Once he finds a likely looking spot, Rupert anchors down and fishes with either live or cut bait. He said on most days this time of year, the redfish aren’t too picky about what they’ll eat, but he prefers to have a variety of baits. Live mullet, menhaden, and shad make up a good portion of his baits, but cut versions of all those, as well as quartered blue crabs are good baits too.
These fish require that anglers go a little heavier on their gear than they would if fishing for slot-sized redfish. 4500-series spinning reels on medium-heavy to heavy rods are standard, and it’s not uncommon to use 5500 and 6500 reels. Fishing lines that range from 30 to 60 pound test are good bets, and hook sizes range from No. 3 to No. 6.
Once the bait is on the bottom, Rupert prefers to put the rods in rod holder, then wait for the fish to bite. Using circle hooks, the rods will do the hooking for you once the fish bites the bait and starts to move with it. Allowing the equipment to do the work cuts down on missed fish.
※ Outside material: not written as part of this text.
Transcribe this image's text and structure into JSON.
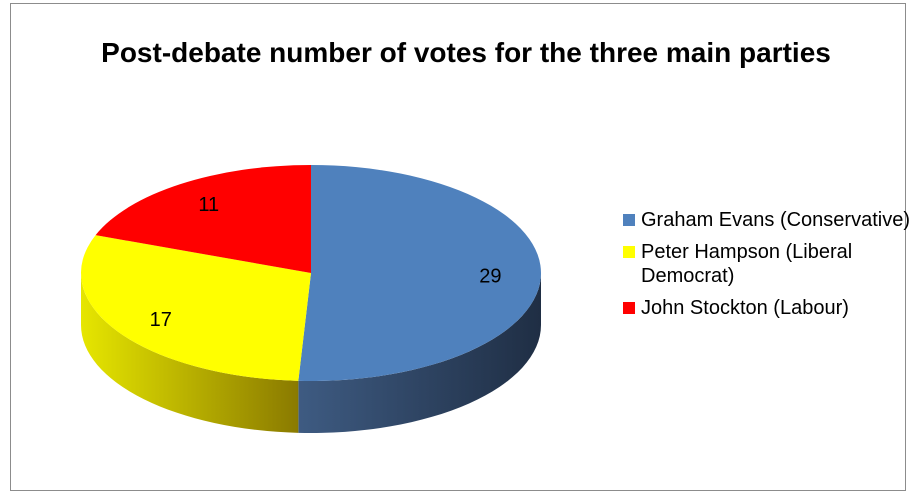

And once a fish is hooked, the fight is on. The trick to landing these oversized fish is to reel in slack line when the fish allows you to, and to let them run when prefer to do so. With the proper equipment and hook set, once these fish are hooked, landing them is just a matter of time, especially out in the harbor where the fish have no structure to swim in and tangle up on.
Some anglers make the mistake or trying to horse the fish in too quickly. These fish will tire themselves out, but you have to let them run against the drag of the reel to help tire them out. If your drag is set too tight, you will either reel them in too quickly, which will leave them with plenty of energy to fight once they get to the boat, or they will simply break the line before you even see them.